Un service commercial sans commerciaux, des bureaux occupés par des agents virtuels et des ventes pilotées par des IA. Chez SaaStr, cette organisation n’est ni un concept ni un test grandeur nature. Elle est déjà en place.
L’IA continue de grignoter des fonctions autrefois réservées aux humains, et apparemment certaines entreprises accélèrent plus vite que les autres. Jason Lemkin, fondateur de SaaStr, a décidé de confier l’intégralité de son activité commerciale à des agents IA. Un choix assumé, et motivé par l’efficacité et la rapidité d’exécution.
Les agents IA prennent la place des meilleurs commerciaux
Au printemps dernier, un seul agent IA était encore en production chez SaaStr, limité à quelques missions numériques. À la même période, deux commerciaux parmi les mieux rémunérés quittent l’entreprise. Plutôt que de recruter, Jason Lemkin décide d’arrêter net toute embauche humaine sur les postes de vente.
Une partie du budget auparavant dédiée aux salaires est donc immédiatement réaffectée. Ainsi, le nombre d’agents IA augmente rapidement, jusqu’à former une équipe capable d’exécuter seule des séquences complètes de travail commercial. Prospection, suivi client, gestion des leads… des systèmes automatisés prennent tout en charge.
Selon Amelia Lerutte, responsable de l’IA chez SaaStr, la transition s’est faite sans interruption de l’activité. Les clients et prospects continuent d’être suivis normalement. Et cela malgré l’absence totale de commerciaux humains dans l’organigramme. Le changement est même visible physiquement. Les anciens bureaux des commerciaux portent désormais le nom des agents IA et servent à leurs systèmes.
Une efficacité redoutable mais pas sans risques
Le secret de cette efficacité repose sur les agents IA qui reproduisent les méthodes des meilleurs vendeurs. L’entreprise a documenté les argumentaires, les séquences de prospection et les stratégies de suivi client des éléments les plus performants, avant d’entraîner les agents à les appliquer à grande échelle.
Jason Lemkin cite notamment l’exemple de Vercel, qui a observé pendant six semaines chaque geste de son meilleur commercial pour créer un agent capable de suivre exactement le même processus. Une approche qui rappelle aussi certaines initiatives d’Amazon, comme son Seller Assistant destiné à automatiser des tâches pour les vendeurs.

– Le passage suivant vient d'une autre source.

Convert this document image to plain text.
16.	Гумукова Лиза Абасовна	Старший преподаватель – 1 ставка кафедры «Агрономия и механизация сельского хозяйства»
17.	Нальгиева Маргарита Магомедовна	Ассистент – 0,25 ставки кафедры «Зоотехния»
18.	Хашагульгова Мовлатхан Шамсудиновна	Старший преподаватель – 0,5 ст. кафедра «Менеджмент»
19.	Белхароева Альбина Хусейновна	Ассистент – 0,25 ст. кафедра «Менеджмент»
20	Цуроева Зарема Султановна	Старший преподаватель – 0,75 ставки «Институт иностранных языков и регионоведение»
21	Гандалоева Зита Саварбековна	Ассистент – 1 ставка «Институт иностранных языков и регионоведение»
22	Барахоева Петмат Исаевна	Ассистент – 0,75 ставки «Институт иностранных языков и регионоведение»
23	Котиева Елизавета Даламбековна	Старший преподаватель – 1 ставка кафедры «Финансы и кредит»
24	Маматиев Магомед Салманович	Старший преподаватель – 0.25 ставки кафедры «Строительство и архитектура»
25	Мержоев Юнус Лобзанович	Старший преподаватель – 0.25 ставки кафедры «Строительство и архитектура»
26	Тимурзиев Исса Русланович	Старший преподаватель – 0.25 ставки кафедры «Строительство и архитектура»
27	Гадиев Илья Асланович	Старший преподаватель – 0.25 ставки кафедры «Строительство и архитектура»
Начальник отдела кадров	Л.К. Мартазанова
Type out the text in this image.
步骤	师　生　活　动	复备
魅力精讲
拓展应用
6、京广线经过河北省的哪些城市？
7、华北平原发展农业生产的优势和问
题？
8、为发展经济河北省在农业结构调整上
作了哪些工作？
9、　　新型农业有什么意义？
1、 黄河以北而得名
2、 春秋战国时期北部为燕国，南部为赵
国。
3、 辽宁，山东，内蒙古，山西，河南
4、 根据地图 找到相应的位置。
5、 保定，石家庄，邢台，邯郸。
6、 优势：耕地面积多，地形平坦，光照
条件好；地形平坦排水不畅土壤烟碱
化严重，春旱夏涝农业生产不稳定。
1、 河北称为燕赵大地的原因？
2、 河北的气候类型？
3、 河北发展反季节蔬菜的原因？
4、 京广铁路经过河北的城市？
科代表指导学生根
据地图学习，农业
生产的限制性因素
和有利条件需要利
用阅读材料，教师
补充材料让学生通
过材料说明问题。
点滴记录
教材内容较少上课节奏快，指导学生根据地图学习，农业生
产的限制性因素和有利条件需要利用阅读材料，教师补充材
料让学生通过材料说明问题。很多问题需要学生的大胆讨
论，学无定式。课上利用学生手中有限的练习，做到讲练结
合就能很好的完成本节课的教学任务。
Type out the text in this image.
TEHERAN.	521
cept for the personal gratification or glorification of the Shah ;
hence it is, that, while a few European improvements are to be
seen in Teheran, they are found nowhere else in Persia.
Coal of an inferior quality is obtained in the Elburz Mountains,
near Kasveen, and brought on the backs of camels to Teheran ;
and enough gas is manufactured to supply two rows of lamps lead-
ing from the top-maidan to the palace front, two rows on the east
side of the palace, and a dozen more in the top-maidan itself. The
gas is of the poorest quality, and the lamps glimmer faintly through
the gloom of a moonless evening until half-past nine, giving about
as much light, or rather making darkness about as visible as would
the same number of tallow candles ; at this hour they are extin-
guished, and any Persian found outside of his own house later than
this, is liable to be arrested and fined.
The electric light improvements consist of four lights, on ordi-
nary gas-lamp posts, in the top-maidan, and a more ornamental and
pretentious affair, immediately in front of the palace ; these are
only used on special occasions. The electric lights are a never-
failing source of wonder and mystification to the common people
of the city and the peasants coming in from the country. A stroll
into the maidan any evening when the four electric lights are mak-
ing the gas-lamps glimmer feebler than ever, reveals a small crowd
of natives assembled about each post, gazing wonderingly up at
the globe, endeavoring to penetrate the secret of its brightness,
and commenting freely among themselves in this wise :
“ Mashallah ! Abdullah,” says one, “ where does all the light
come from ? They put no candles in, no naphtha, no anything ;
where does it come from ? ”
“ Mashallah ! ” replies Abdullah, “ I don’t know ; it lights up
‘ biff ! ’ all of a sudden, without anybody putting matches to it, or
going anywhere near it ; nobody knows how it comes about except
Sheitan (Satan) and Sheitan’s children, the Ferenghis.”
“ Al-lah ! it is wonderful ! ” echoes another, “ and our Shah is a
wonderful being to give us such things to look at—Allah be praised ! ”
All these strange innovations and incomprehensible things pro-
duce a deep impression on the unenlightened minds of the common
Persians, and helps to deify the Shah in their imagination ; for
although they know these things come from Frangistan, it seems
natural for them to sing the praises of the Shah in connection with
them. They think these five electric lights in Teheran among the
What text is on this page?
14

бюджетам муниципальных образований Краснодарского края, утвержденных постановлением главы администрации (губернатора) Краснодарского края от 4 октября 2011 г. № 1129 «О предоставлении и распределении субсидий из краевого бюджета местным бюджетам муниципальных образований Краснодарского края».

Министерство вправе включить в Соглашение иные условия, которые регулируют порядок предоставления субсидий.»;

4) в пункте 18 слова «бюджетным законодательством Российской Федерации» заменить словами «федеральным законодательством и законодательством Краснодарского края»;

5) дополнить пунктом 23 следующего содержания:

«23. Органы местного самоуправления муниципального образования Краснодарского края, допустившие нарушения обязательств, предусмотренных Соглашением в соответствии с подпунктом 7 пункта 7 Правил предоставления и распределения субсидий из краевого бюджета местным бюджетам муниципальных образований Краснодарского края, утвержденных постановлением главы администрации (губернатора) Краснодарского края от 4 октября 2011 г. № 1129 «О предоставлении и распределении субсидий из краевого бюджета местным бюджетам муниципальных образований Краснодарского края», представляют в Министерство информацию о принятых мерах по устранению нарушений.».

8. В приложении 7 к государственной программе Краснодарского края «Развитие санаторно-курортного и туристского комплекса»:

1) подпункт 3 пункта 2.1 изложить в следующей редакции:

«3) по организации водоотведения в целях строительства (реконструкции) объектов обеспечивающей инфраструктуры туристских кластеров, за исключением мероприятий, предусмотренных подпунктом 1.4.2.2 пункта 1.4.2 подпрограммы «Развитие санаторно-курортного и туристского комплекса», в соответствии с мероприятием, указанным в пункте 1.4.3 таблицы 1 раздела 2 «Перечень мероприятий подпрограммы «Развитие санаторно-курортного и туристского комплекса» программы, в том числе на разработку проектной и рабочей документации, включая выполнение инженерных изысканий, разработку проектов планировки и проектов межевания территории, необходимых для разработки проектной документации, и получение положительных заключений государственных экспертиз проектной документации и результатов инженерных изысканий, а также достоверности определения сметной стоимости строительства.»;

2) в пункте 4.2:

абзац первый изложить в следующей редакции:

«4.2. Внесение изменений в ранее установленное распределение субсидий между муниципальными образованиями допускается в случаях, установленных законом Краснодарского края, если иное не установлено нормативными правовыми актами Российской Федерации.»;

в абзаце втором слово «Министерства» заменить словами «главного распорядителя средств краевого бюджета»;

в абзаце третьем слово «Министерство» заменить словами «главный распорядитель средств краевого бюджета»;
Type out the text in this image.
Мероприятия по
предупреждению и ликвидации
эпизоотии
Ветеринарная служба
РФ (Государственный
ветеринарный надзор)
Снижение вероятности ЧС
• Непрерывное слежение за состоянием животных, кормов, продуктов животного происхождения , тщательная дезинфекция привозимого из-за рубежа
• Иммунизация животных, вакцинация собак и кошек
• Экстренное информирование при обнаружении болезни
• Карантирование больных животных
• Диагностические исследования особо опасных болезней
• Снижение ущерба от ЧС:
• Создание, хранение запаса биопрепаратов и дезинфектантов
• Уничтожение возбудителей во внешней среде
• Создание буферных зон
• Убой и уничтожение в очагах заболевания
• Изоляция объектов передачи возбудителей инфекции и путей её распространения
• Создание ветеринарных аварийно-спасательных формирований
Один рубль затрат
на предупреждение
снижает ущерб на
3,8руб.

Mais, pour fonctionner, certains agents IA disposent d’accès étendus aux outils internes, parfois jusqu’au système d’exploitation. Un point qui alerte Harry Farmer, chercheur à l’Institut Ada Lovelace, pour qui ces accès multiplient les risques de cyberattaques et de fuites de données.
Chez SaaStr, l’expérience se poursuit. L’entreprise a conservé son rythme de ventes, sans humains aux commandes. Il nous reste juste à voir si ce modèle, aussi efficace soit-il aujourd’hui, tiendra sur le long terme.